Beach at Ventimigla Italy


Day 9: Cannes – Red Carpets and Crowds

No Riviera trip is complete without Cannes. We took the bus (and instantly regretted it – packed and slow). Still, seeing the boys run up the Cannes Film Festival red carpet was a proud moment, even if we accidentally skipped the queue.

The boys at the Cannes Film Festival venue

We strolled the promenade past private beaches charging €250 for lunch, and supercars lined up outside the Carlton. A bucket list stop – though next time, I’ll take the train.

The Carlton Hotel Cannes


Day 10: Biot and Saint-Paul-de-Vence

Our last day was spent in Biot, a village full of childhood memories for me. I recreated an old photo of me with my mum – this time with my twin boys. We visited the little church, lit candles, and paused in the square I once sat with my parents.

From Biot we took an Uber to Saint-Paul-de-Vence. Commercialised, yes, but still charming. Another recreated photo – this time of my dad by a fountain. Surreal, standing in the same spot decades later, now older than he was in that picture. A day of treasured memories.

Mike and his Mum in Biot 1968
My Mum and me in 1968
Mike and the boys in Biot 2025

Final Thoughts: Riviera on a Budget with Kids

Ten days, countless buses and trains, and thousands of steps. We managed to see Nice, Antibes, Cagnes, Eze, Monaco, Cannes, Biot, Saint-Paul and even Italy – all without a hire car.

The Riviera is famous for glamour, but it’s also family-friendly and surprisingly affordable if you know how to use public transport.

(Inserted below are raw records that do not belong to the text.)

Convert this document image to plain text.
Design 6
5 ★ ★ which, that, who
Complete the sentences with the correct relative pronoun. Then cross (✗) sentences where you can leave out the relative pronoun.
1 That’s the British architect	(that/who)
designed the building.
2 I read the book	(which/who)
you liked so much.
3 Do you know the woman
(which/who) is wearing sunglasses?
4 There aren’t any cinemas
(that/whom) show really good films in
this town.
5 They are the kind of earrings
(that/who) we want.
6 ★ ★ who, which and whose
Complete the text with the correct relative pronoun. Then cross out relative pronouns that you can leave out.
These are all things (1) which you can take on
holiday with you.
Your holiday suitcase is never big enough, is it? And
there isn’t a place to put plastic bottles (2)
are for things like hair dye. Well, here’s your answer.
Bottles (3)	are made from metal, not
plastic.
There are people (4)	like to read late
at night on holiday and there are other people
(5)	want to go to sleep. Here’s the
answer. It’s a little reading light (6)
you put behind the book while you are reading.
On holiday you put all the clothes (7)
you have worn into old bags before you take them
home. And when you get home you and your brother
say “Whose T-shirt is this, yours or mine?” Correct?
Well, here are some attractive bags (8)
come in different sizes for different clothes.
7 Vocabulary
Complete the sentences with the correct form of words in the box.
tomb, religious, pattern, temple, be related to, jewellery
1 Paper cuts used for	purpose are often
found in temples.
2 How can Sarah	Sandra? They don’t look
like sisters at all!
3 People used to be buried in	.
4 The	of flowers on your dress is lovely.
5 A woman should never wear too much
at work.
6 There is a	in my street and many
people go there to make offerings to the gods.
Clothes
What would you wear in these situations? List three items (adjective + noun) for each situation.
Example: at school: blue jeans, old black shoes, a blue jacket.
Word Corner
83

For us, the real treasures weren’t just the yachts and casinos, but the family moments, the laughs, and the memories tied to my parents.

How We Kept Riviera Costs Down

People often ask: “Isn’t the French Riviera expensive?” It can be — but here’s how we made it affordable:

  • Airbnb instead of hotels – we stayed in Villeneuve-Loubet with sea views for less than the price of a mid-range hotel.
  • Public transport – trains and buses were cheap, frequent, and often quicker than hiring a car.
  • Mixing France and Italy – a pizza in Ventimiglia, Italy, cost a fraction of a snack in Monaco.
  • Public beaches & free sights – from walking Cannes’ Croisette to exploring old towns like Biot and St Paul de Vence.
  • Keeping “treats” selective – instead of €250 lunches at beach clubs, we saved splurges for the occasional café or gelato.

So yes, the Riviera can drain your wallet fast — but with some planning, it can also be a surprisingly affordable family adventure.